Y juro que estas palabras me llegaron muy adentro. No sé cómo ni en cuánto tiempo, pero en eso vi que los dos tíos estaban en el suelo retorciéndose y delante de ellos, Richi, con el flequillo cayéndole por la frente, descansaba la rama sobre su hombro como si fuese la sota de bastos. En aquel momento me sentí como un mierda, como un estúpido, entre emocionado y triste, y dejaba resbalar el agua de una lágrima por mi mejilla. Unos segundos después pude reaccionar al fin. Me levanté, tomé a Richi de la mano, que soltó de golpe el tronco, y echamos a correr.
—¡Corre, corre, Richi! ¡Lo más rápido que puedas!
Salimos a la carrera a toda pastilla y, tras recorrer unas dos manzanas, volví la vista atrás para ver si nos seguían. Pude verles a los dos que estaban aún en el suelo, en medio de la plaza, haciendo esfuerzos por incorporarse. Al girar en la siguiente esquina, disminuimos un poco el paso, sintiéndonos ya más seguros porque habíamos recorrido bastante distancia. Le acaricié la cabeza a Richi, aparté el mechón de pelo de su cara y dije, para tranquilizarnos a los dos, que ya había pasado todo.
—Mejor no contamos nada de esto a los papis, ¿vale? Para qué vamos a asustarles.
Richi respiraba con dificultad, tenía la lengua fuera y jadeaba. Yo iba pegado a su espalda, a pocos centímetros, porque del esfuerzo vi que estaba exhausto y que se tambaleaba un poco. Abrí entonces mi brazo y lo coloqué sobre su hombro para evitar que se cayese, pero Richi no me dejaba e insistía en que le soltara.
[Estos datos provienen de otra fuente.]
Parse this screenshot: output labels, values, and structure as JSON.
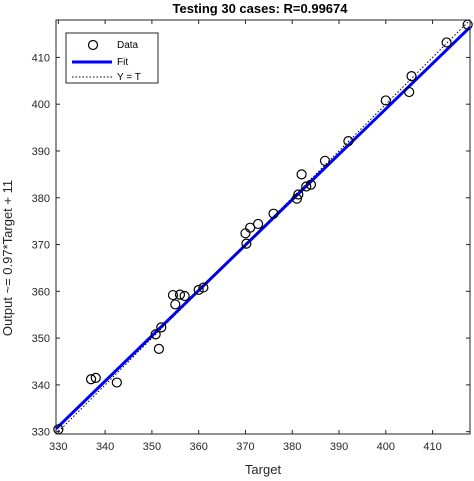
{
  "chart_data": {
    "type": "scatter",
    "title": "Testing 30 cases: R=0.99674",
    "xlabel": "Target",
    "ylabel": "Output ~= 0.97*Target + 11",
    "xlim": [
      329.5,
      418
    ],
    "ylim": [
      329.5,
      418
    ],
    "xticks": [
      330,
      340,
      350,
      360,
      370,
      380,
      390,
      400,
      410
    ],
    "yticks": [
      330,
      340,
      350,
      360,
      370,
      380,
      390,
      400,
      410
    ],
    "grid": false,
    "legend": {
      "position": "top-left",
      "entries": [
        "Data",
        "Fit",
        "Y = T"
      ]
    },
    "colors": {
      "data_marker": "#000000",
      "fit_line": "#0000ff",
      "identity_line": "#000000"
    },
    "series": [
      {
        "name": "Data",
        "type": "scatter",
        "x": [
          330,
          337,
          338,
          342.5,
          350.8,
          351.5,
          352,
          354.5,
          355,
          356,
          357,
          360,
          361,
          370,
          370.2,
          371,
          372.7,
          376,
          381,
          381.3,
          382,
          383,
          384,
          387,
          392,
          400,
          405,
          405.5,
          413,
          417.5
        ],
        "y": [
          330.5,
          341.2,
          341.5,
          340.5,
          350.8,
          347.7,
          352.3,
          359.2,
          357.2,
          359.3,
          359,
          360.3,
          360.8,
          372.4,
          370.2,
          373.6,
          374.4,
          376.6,
          379.8,
          380.7,
          385,
          382.4,
          382.8,
          387.9,
          392.1,
          400.8,
          402.6,
          406,
          413.2,
          417
        ]
      },
      {
        "name": "Fit",
        "type": "line",
        "slope": 0.97,
        "intercept": 11
      },
      {
        "name": "Y = T",
        "type": "line",
        "slope": 1,
        "intercept": 0
      }
    ]
  }
}
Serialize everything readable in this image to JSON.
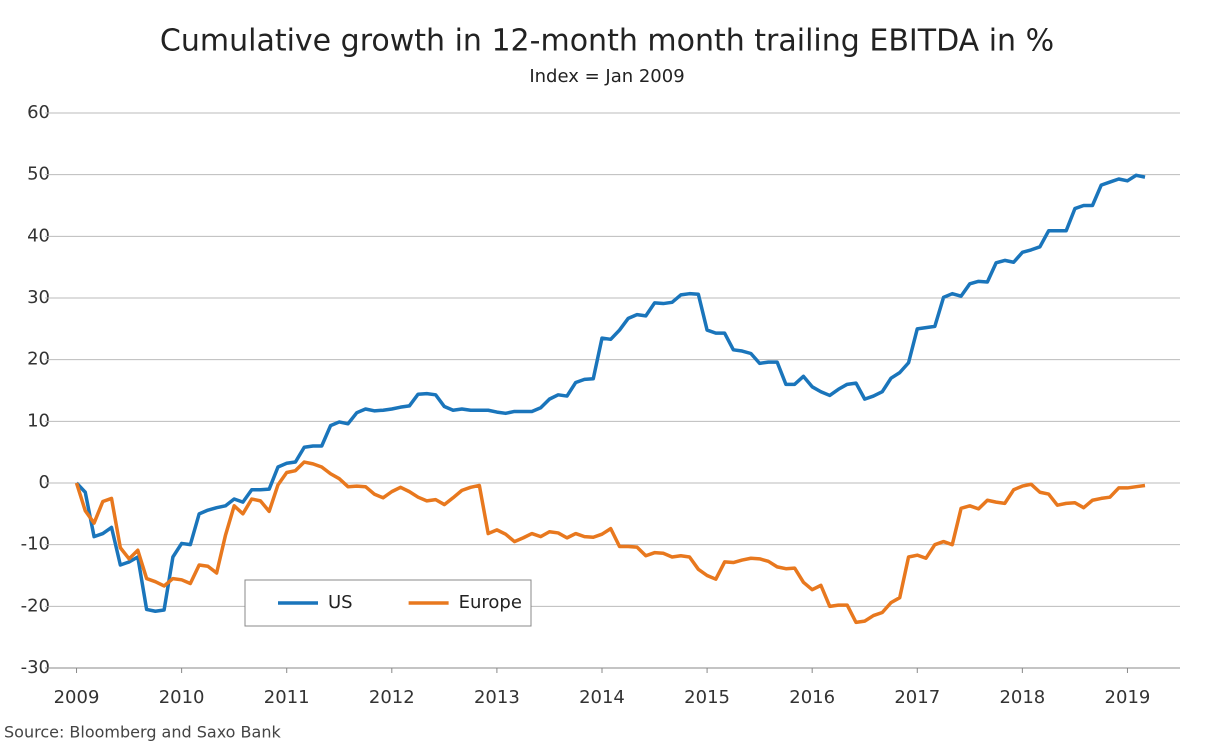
{
  "chart_data": {
    "type": "line",
    "title": "Cumulative growth in 12-month month trailing EBITDA in %",
    "subtitle": "Index = Jan 2009",
    "source": "Source: Bloomberg and Saxo Bank",
    "xlim": [
      2008.7,
      2019.5
    ],
    "xticks": [
      2009,
      2010,
      2011,
      2012,
      2013,
      2014,
      2015,
      2016,
      2017,
      2018,
      2019
    ],
    "ylim": [
      -30,
      60
    ],
    "yticks": [
      -30,
      -20,
      -10,
      0,
      10,
      20,
      30,
      40,
      50,
      60
    ],
    "grid": true,
    "legend": "lower left",
    "x": [
      2009,
      2009.083,
      2009.167,
      2009.25,
      2009.333,
      2009.417,
      2009.5,
      2009.583,
      2009.667,
      2009.75,
      2009.833,
      2009.917,
      2010,
      2010.083,
      2010.167,
      2010.25,
      2010.333,
      2010.417,
      2010.5,
      2010.583,
      2010.667,
      2010.75,
      2010.833,
      2010.917,
      2011,
      2011.083,
      2011.167,
      2011.25,
      2011.333,
      2011.417,
      2011.5,
      2011.583,
      2011.667,
      2011.75,
      2011.833,
      2011.917,
      2012,
      2012.083,
      2012.167,
      2012.25,
      2012.333,
      2012.417,
      2012.5,
      2012.583,
      2012.667,
      2012.75,
      2012.833,
      2012.917,
      2013,
      2013.083,
      2013.167,
      2013.25,
      2013.333,
      2013.417,
      2013.5,
      2013.583,
      2013.667,
      2013.75,
      2013.833,
      2013.917,
      2014,
      2014.083,
      2014.167,
      2014.25,
      2014.333,
      2014.417,
      2014.5,
      2014.583,
      2014.667,
      2014.75,
      2014.833,
      2014.917,
      2015,
      2015.083,
      2015.167,
      2015.25,
      2015.333,
      2015.417,
      2015.5,
      2015.583,
      2015.667,
      2015.75,
      2015.833,
      2015.917,
      2016,
      2016.083,
      2016.167,
      2016.25,
      2016.333,
      2016.417,
      2016.5,
      2016.583,
      2016.667,
      2016.75,
      2016.833,
      2016.917,
      2017,
      2017.083,
      2017.167,
      2017.25,
      2017.333,
      2017.417,
      2017.5,
      2017.583,
      2017.667,
      2017.75,
      2017.833,
      2017.917,
      2018,
      2018.083,
      2018.167,
      2018.25,
      2018.333,
      2018.417,
      2018.5,
      2018.583,
      2018.667,
      2018.75,
      2018.833,
      2018.917,
      2019,
      2019.083,
      2019.167
    ],
    "series": [
      {
        "name": "US",
        "color": "#1a75bb",
        "values": [
          0,
          -1.5,
          -8.7,
          -8.2,
          -7.2,
          -13.3,
          -12.8,
          -12,
          -20.5,
          -20.8,
          -20.6,
          -12,
          -9.8,
          -10,
          -5,
          -4.4,
          -4,
          -3.7,
          -2.6,
          -3.1,
          -1.1,
          -1.1,
          -1,
          2.6,
          3.2,
          3.4,
          5.8,
          6,
          6,
          9.3,
          9.9,
          9.6,
          11.4,
          12,
          11.7,
          11.8,
          12,
          12.3,
          12.5,
          14.4,
          14.5,
          14.3,
          12.4,
          11.8,
          12,
          11.8,
          11.8,
          11.8,
          11.5,
          11.3,
          11.6,
          11.6,
          11.6,
          12.2,
          13.6,
          14.3,
          14.1,
          16.3,
          16.8,
          16.9,
          23.5,
          23.3,
          24.8,
          26.7,
          27.3,
          27.1,
          29.2,
          29.1,
          29.3,
          30.5,
          30.7,
          30.6,
          24.8,
          24.3,
          24.3,
          21.6,
          21.4,
          21,
          19.4,
          19.6,
          19.6,
          16,
          16,
          17.3,
          15.6,
          14.8,
          14.2,
          15.2,
          16,
          16.2,
          13.6,
          14.1,
          14.8,
          17,
          17.9,
          19.5,
          25,
          25.2,
          25.4,
          30.1,
          30.7,
          30.3,
          32.3,
          32.7,
          32.6,
          35.7,
          36.1,
          35.8,
          37.4,
          37.8,
          38.3,
          40.9,
          40.9,
          40.9,
          44.5,
          45,
          45,
          48.3,
          48.8,
          49.3,
          49,
          49.9,
          49.6
        ]
      },
      {
        "name": "Europe",
        "color": "#e8781e",
        "values": [
          0,
          -4.5,
          -6.5,
          -3,
          -2.5,
          -10.5,
          -12.3,
          -10.9,
          -15.5,
          -16,
          -16.7,
          -15.5,
          -15.7,
          -16.3,
          -13.3,
          -13.5,
          -14.6,
          -8.5,
          -3.7,
          -5,
          -2.6,
          -2.9,
          -4.6,
          -0.3,
          1.7,
          2,
          3.4,
          3.1,
          2.6,
          1.5,
          0.7,
          -0.6,
          -0.5,
          -0.6,
          -1.8,
          -2.4,
          -1.4,
          -0.7,
          -1.4,
          -2.3,
          -2.9,
          -2.7,
          -3.5,
          -2.4,
          -1.2,
          -0.7,
          -0.4,
          -8.2,
          -7.6,
          -8.3,
          -9.5,
          -8.9,
          -8.2,
          -8.7,
          -7.9,
          -8.1,
          -8.9,
          -8.2,
          -8.7,
          -8.8,
          -8.3,
          -7.4,
          -10.3,
          -10.3,
          -10.4,
          -11.8,
          -11.3,
          -11.4,
          -12,
          -11.8,
          -12,
          -14,
          -15,
          -15.6,
          -12.8,
          -12.9,
          -12.5,
          -12.2,
          -12.3,
          -12.7,
          -13.6,
          -13.9,
          -13.8,
          -16.1,
          -17.3,
          -16.6,
          -20,
          -19.8,
          -19.8,
          -22.6,
          -22.4,
          -21.5,
          -21,
          -19.4,
          -18.6,
          -12,
          -11.7,
          -12.2,
          -10,
          -9.5,
          -10,
          -4.1,
          -3.7,
          -4.2,
          -2.8,
          -3.1,
          -3.3,
          -1.1,
          -0.5,
          -0.2,
          -1.5,
          -1.8,
          -3.6,
          -3.3,
          -3.2,
          -4,
          -2.8,
          -2.5,
          -2.3,
          -0.8,
          -0.8,
          -0.6,
          -0.4
        ]
      }
    ]
  }
}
—Quiero ir solo, déjame solo.
Yo también estaba acelerado y cansado —no sé si del susto con los macarras o por la carrera— y noté que desde la frente me resbalaban chorretones de sudor. Me faltaba el aliento. Tenía medio corazón entre los dientes y el otro medio roto en mil pedazos. Sentí ganas de abrazarle y estrujarlo contra mí, de darle las gracias, pero no sé por qué no lo hice.
— ¿Cómo ha molado eso del tronco, eh, Richi?
No dijo nada. Me pegué aún más a él, ligeramente a un lado, como un fiel guardaespaldas. En la última manzana, cerca ya de casa, observé que por detrás le colgaba el cinturón del anorak. Sin que se diese cuenta, lo cogí con una mano, lo enrollé dándole varias vueltas alrededor de los dedos y lo apreté con todas mis fuerzas. Para que no se escapara.